The Beginning of the Women's Suffrage Movement
The term "women's suffrage" refers to the economic and political reform aimed at extending suffrage — the right to vote— to women. The demand for the enfranchisement of American women was first seriously formulated at the Seneca Falls Convention (1848). The catalyst for this gathering was the World Anti-Slavery Convention, held on 1840 in London. The Convention was attended by an American delegation which included a number of women. In attendance were Lucretia Mott and Elizabeth Cady Stanton, who were forced to sit in the galleries as observers because they were women. This poor treatment did not rest well with these women of progressive thoughts, and it was decided that they would hold their own convention to "discuss the social, civil and religious rights of women."
Using the Declaration of Independence as a guideline, Stanton presented her Declaration of Sentiments in her hometown chapel and brought to light women's subordinate status and made recommendations for change.
Resolution 9 requesting the right to vote was perhaps the most important in that it expressed the demand for sexual equality. Subsequent to the Seneca Falls Convention, the demand for the vote became the centerpiece of the women's rights movement.

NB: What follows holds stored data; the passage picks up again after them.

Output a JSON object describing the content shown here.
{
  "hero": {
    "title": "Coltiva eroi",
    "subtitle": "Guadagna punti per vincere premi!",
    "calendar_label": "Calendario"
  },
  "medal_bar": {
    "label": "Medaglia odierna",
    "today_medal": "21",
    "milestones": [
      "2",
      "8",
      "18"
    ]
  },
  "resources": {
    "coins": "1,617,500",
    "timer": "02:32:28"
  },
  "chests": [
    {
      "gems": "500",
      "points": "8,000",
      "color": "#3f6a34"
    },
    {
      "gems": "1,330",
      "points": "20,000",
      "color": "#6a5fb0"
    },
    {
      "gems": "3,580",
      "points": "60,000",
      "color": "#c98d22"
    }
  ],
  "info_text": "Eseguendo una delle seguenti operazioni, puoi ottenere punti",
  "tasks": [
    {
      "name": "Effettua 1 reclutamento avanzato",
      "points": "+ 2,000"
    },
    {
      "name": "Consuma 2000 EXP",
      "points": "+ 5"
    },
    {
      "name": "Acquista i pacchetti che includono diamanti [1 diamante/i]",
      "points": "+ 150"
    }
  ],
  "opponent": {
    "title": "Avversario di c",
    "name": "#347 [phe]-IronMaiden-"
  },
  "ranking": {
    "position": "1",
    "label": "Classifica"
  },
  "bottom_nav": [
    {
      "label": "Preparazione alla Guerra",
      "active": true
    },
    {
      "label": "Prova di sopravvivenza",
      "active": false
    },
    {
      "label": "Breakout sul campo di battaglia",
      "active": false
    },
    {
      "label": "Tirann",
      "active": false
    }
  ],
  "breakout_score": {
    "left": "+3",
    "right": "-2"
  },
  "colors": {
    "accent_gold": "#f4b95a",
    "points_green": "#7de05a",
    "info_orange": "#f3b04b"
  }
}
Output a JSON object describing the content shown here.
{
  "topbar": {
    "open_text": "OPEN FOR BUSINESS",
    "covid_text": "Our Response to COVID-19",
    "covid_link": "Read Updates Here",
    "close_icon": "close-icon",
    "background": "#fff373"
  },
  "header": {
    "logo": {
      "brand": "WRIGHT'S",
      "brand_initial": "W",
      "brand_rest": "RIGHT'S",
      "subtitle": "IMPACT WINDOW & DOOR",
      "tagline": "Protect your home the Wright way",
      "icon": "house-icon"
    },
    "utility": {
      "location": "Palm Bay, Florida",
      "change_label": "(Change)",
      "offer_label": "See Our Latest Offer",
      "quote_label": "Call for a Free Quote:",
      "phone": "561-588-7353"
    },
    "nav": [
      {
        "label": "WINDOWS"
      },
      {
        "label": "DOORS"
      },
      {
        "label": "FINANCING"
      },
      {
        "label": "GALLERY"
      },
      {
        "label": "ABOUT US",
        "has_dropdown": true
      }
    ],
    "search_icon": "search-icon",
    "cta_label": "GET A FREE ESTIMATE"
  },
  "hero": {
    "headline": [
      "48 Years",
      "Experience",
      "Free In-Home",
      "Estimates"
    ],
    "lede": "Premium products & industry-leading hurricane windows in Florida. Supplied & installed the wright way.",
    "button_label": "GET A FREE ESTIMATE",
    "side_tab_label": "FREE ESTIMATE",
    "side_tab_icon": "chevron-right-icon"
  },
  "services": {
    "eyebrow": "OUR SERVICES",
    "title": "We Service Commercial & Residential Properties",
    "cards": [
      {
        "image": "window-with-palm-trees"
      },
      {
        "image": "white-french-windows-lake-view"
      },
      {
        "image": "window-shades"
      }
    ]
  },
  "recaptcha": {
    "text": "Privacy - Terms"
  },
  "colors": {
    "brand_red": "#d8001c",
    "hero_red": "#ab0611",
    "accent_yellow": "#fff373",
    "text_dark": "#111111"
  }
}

Suffrage During the Civil War
During the Civil War, women's suffrage was eclipsed by the war effort and movement for the abolition of slavery. While annual conventions were held on a regular basis, there was much discussion but little action. Activists such as slave-born Sojourner Truth, Elizabeth Stanton, and Susan B. Anthony lectured and petitioned the government for the emancipation of slaves with the belief that, once the war was over, women and slaves alike would be granted the same rights as the white men. At the end of the war, however, the government saw the suffrage of women and that of the Africans as two separate issues, and it was decided that the African vote could produce the immediate political gain, particularly in the South, that the women's vote could not. Abraham Lincoln declared, "This hour belongs to the negro." |
Suffrage After the Civil War
After the Civil War, agitation by women for the ballot became increasingly vocal. With the side-stepping of women's rights, women activists became enraged, and the American Equal Rights Association was established by Stanton and her colleagues in 1866 in effort to organize in the fight for women's rights. In 1868, the ratification of the Fourteenth Amendment, which ensured the rights of former slaves, proved an insult to the women's movement, as it defined "citizenship" and "voters" as "male", and raised the question as to whether women were considered citizens of the United States at all. The exclusion of women was further reinforced with the ratification of the Fifteenth Amendment in 1870, which enfranchised black men. In a disagreement over these Amendments, the women's movement split into two factions. In New York, Stanton and Anthony established the radical National Woman Suffrage Association (NWSA). Lucy Stone, Julia Ward Howe, and Henry Blackwell organized the more conservative American Woman Suffrage Association (AWSA) in Boston. These two groups later merged in 1890 to form the National American Woman Suffrage Association (NAWSA) under the leadership of Elizabeth Stanton. |
Gaining the Right to Vote
Susan B. Anthony was arrested for attempting to vote for Ulysses S. Grant in the 1872 presidential election. Six years later, in 1878, a Woman's Suffrage Amendment was introduced to U.S. Congress. With the formation of numerous groups, such as the Women's Christian Temperance Union (WCTU), the National Council of Jewish Women (NCJW) ,the National Association of Colored Women (NACW) and, the Women's Trade Union League, the women's movement gained a full head of steam during the 1890's and early 1900's. The U.S. involvement in World War I in 1918 slowed down the suffrage campaign as women pitched in for the war effort. However, in 1919, after years of petitioning, picketing, and protest parades, the Nineteenth Amendment was passed by both houses of Congress, and in 1920, it became ratified under the presidency of Woodrow Wilson.